Neither though is good enough for interactive video because they still use IP packet recovery, admittedly more efficiently than predecessors. Another protocol, WebRTC, was designed by Google for release in 2011 for real time interactive services, optimized for low round trip latency by trading some bandwidth efficiency, as well as potential quality, for speed. Rather than retransmitting any dopped IP data packets upon request, it can employ Forward Error Correction (FEC) to recover from a degree of loss or corruption proactively on the fly.
WebRTC has remained the only widely supported protocol for interactive video that is supported by the major browsers, which is essential for streaming. As a result, it has been widely deployed for web conferencing by the likes of Zoom, as well as in eSports and gaming, where ultra-low latency is critical.
WebRTC in its native form, however, does not scale well to large scale video streaming, because it operates on a P2P (Peer to Peer) basis. That was done to cut latency to the bone by avoiding the need for a central intermediate server, but means that a large number of two-way connections are generated when scaled up to say millions of views.
That results in a progressive reduction in streaming quality as the number of viewers increases.
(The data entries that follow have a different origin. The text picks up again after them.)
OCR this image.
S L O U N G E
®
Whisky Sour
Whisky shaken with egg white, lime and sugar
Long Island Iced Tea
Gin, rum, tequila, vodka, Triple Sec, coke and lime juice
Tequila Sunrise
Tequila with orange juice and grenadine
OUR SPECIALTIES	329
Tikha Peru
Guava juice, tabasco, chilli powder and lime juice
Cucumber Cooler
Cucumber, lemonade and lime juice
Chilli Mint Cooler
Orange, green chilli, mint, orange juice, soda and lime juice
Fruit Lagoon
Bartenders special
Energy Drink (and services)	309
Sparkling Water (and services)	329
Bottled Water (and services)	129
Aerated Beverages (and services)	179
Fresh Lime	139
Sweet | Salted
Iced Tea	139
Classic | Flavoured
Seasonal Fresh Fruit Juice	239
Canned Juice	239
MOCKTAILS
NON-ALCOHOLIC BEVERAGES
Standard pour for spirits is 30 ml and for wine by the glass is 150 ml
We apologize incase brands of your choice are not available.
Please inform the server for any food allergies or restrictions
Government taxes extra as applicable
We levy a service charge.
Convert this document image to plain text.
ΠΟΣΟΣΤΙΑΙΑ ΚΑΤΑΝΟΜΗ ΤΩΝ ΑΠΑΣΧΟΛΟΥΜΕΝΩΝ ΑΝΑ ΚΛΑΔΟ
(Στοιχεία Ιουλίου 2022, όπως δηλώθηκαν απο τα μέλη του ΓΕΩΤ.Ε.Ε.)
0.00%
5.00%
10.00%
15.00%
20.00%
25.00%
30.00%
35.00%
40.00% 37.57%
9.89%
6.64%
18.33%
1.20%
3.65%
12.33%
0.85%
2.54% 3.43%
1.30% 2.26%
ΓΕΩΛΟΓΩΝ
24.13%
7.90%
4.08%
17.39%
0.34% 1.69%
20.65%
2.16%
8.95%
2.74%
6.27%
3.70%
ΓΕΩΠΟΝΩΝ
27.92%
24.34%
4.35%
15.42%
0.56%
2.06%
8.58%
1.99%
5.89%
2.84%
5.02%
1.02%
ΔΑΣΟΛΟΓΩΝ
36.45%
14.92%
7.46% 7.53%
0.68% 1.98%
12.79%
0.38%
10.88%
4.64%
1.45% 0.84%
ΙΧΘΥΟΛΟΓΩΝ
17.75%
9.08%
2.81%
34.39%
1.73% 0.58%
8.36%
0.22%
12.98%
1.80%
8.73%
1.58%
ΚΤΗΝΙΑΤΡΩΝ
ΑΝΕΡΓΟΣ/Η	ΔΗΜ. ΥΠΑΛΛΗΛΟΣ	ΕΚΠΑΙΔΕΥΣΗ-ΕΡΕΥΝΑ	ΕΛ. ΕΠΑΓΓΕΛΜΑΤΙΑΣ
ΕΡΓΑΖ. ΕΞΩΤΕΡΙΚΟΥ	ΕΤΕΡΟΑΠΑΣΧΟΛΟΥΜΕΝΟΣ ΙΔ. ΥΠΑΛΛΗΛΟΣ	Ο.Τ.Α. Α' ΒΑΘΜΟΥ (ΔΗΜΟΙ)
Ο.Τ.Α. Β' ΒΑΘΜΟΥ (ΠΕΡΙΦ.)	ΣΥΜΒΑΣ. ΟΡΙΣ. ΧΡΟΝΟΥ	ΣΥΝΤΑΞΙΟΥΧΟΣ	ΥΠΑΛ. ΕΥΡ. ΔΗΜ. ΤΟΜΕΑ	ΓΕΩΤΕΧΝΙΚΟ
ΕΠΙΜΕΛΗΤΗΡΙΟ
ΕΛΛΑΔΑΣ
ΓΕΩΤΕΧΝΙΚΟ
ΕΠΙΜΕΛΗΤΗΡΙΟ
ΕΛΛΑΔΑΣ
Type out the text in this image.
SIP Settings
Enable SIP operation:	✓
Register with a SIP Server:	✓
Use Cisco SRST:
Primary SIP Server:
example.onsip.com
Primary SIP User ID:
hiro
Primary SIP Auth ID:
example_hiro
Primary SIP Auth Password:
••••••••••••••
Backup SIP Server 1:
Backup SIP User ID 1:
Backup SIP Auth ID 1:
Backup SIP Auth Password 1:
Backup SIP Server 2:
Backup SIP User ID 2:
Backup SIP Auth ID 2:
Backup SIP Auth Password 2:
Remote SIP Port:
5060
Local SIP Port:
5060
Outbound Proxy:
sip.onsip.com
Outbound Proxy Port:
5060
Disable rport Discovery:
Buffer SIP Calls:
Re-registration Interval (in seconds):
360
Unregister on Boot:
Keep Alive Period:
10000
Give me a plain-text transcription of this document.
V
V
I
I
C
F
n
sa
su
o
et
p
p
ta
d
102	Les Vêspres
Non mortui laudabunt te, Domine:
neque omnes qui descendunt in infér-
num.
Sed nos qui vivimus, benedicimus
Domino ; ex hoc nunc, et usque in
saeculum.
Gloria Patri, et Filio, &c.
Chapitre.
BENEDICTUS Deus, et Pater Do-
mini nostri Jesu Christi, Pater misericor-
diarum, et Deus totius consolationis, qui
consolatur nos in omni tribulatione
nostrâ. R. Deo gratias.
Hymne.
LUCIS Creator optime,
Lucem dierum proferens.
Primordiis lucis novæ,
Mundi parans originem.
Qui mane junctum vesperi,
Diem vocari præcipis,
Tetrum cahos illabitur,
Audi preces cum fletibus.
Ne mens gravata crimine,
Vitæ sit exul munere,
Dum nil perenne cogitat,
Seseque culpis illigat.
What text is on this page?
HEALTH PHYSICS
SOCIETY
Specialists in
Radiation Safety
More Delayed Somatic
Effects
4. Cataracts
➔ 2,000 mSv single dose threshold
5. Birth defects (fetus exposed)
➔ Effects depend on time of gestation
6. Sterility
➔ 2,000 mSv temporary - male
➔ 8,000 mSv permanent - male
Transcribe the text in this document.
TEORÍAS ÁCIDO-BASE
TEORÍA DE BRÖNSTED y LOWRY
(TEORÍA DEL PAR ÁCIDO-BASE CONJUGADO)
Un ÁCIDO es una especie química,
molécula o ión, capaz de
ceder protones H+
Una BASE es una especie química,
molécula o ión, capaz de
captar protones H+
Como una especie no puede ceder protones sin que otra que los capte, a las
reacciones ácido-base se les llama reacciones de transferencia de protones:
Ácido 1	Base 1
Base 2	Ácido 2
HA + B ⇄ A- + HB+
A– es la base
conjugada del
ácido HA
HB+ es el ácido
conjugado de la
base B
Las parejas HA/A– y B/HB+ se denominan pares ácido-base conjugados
Furthermore, with P2P WebRTC, encoding and decoding streams is offloaded to each of the peers, which imposes a computational burden.
WebRTC as it stood therefore was only applicable to use cases involving a small number of concurrent connections. That is the case for web conferencing, because although the total number of users may be high, they are usually confined in relatively small groups for each individual event. In some cases, there might be a significant number of participants, but then the degree of interactivity is relatively small. The effective limit is really just a handful of two way participants in real time.
There is scope for configuring WebRTC in a P2P mesh network to reduce the number of connections and the computational burden somewhat, but it still becomes prohibitively resource-intensive and computationally inefficient at large broadcast scale. Therefore, some more fundamental workarounds were required, and this has become a major R&D focus in the streaming world.
There are various options on the table, some of which are now available commercially, but none deserve to be singled out above others at this stage. There are though some common properties, primarily that WebRTC sessions should be terminated at each end of the link close to the source or destination. The sessions are transcoded there and transmitted across some form of cloud infrastructure, which could come from one of the main hyperscalers, such as AWS, Google Cloud or Microsoft Azure.
But to sustain the low latency benefit of WebRTC, that cloud infrastructure must be lightning fast. As always, the objective is to shave latency down as close as possible to the minimum for a given medium or network imposed by the laws of physics. That is about 150 ms for a global round trip given optical transmission through free space, or around 250 ms through optical fiber, and in practice more because of traversal through interconnects.
For cloud based WebRTC transmission, minimum latency is achieved through real time transcoding to and from the protocol at each end, utilizing bare metal servers dedicated to the task without any intermediary operating system. This inevitably increases complexity, but with a growing number of specialists in this field to choose from, will be worth deploying to combine scale and consistent reliant low latency for interactive live streaming.
There will be plenty of other challenges around workflow integration and application for audience engagement, but at least there is the prospect of a sound technical fabric being established.